I laugh nervously as we lift our glasses, and we clink them together. “What a wonderful story. Now, moving on; here’s to me having a stomach bug—something I thought I’d never say.” I finish my water, grab the tests, and take off for my master bath.

They jump up and follow, breathing down my neck.

“I adore baby blankets. Oh, and the cute little onesies,” Cece says, then squeals. “Better yet, I couldmakebaby clothes, maybe do era themes—polyester shirts from the seventies, acid-washed jeans for the eighties, or those neon colors from the nineties? I could open an Etsy shop! An online store! I’d be the queen of baby clothes! Too much? Hmm, yeah, you’re getting red again, and you’re right; yeah, no one, and I mean no one, should ever wear neon.” She pouts at my glare. “I can’t have kids, remember? Big old hysterectomy at twenty. Damn that endometriosis.”

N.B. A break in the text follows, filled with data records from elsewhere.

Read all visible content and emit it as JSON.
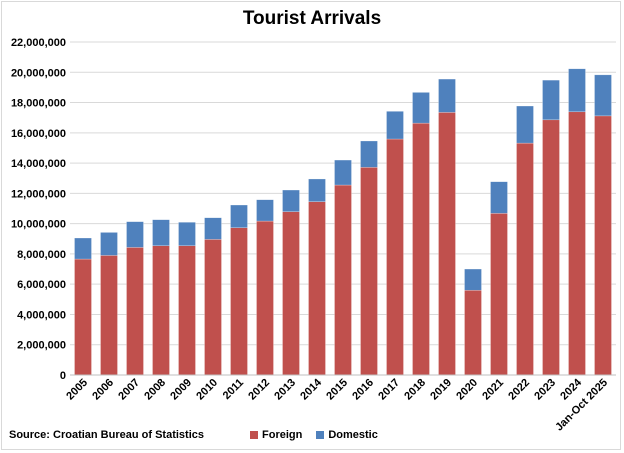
{
  "chart_data": {
    "type": "bar",
    "stacked": true,
    "title": "Tourist Arrivals",
    "xlabel": "",
    "ylabel": "",
    "ylim": [
      0,
      22000000
    ],
    "yticks": [
      0,
      2000000,
      4000000,
      6000000,
      8000000,
      10000000,
      12000000,
      14000000,
      16000000,
      18000000,
      20000000,
      22000000
    ],
    "ytick_labels": [
      "0",
      "2,000,000",
      "4,000,000",
      "6,000,000",
      "8,000,000",
      "10,000,000",
      "12,000,000",
      "14,000,000",
      "16,000,000",
      "18,000,000",
      "20,000,000",
      "22,000,000"
    ],
    "grid": true,
    "legend_position": "bottom",
    "categories": [
      "2005",
      "2006",
      "2007",
      "2008",
      "2009",
      "2010",
      "2011",
      "2012",
      "2013",
      "2014",
      "2015",
      "2016",
      "2017",
      "2018",
      "2019",
      "2020",
      "2021",
      "2022",
      "2023",
      "2024",
      "Jan-Oct 2025"
    ],
    "series": [
      {
        "name": "Foreign",
        "color": "#c0504d",
        "values": [
          7660000,
          7900000,
          8430000,
          8540000,
          8540000,
          8960000,
          9730000,
          10170000,
          10790000,
          11450000,
          12550000,
          13720000,
          15590000,
          16640000,
          17350000,
          5600000,
          10680000,
          15320000,
          16860000,
          17390000,
          17120000
        ]
      },
      {
        "name": "Domestic",
        "color": "#4f81bd",
        "values": [
          1390000,
          1520000,
          1700000,
          1720000,
          1550000,
          1430000,
          1500000,
          1410000,
          1430000,
          1500000,
          1650000,
          1740000,
          1830000,
          2030000,
          2200000,
          1400000,
          2090000,
          2450000,
          2620000,
          2840000,
          2710000
        ]
      }
    ],
    "source": "Source:  Croatian Bureau of Statistics"
  }
}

“I can’t have a baby for you.”

She splays her arms out, blocking me from the bathroom door. “Francesca. You’re only born with a certain number of eggs, and thousands die each month. Who knows how many you have left? You aren’t Fertile Myrtle. This might be your last egg.”

“I have plenty of eggs! And I’m not”—I wave my hands around my abdomen—“some kind of chicken.”

“Different eggs,” she says.

“I know! I was being funny—or trying to.” I scrub my face.

Brogan whistles. “It’s never good when Fran isn’t funny.”

“Fran is right here,” I mutter. “And I finally need to pee, so move, and let me get to the bathroom.”

“You’re not twenty anymore,” she says. “You’ve got lines in the corners of your eyes, a few gray hairs—”

“I do not!”

“And, as my dear dead mama used to say, you’re no spring chicken—oh look; we’re back to chickens.” She laughs.

Brogan waves his hands like a marquee. “Picture this: two girls, a guy, and a baby.”

Then he plays “Sweet Child O’ Mine” on his phone.

“You too?” I ask on a groan.

“I’d be an awesome uncle.”

“Guys!” I call. “I’m unemployed with no health insurance; plus there’s no father—well, there is, but ...”

“Consider him a sperm donor. Prime, top-of-the-line swimmers,” Brogan says as he toasts me with his martini. “You may have hit the jackpot. Buckets of money.”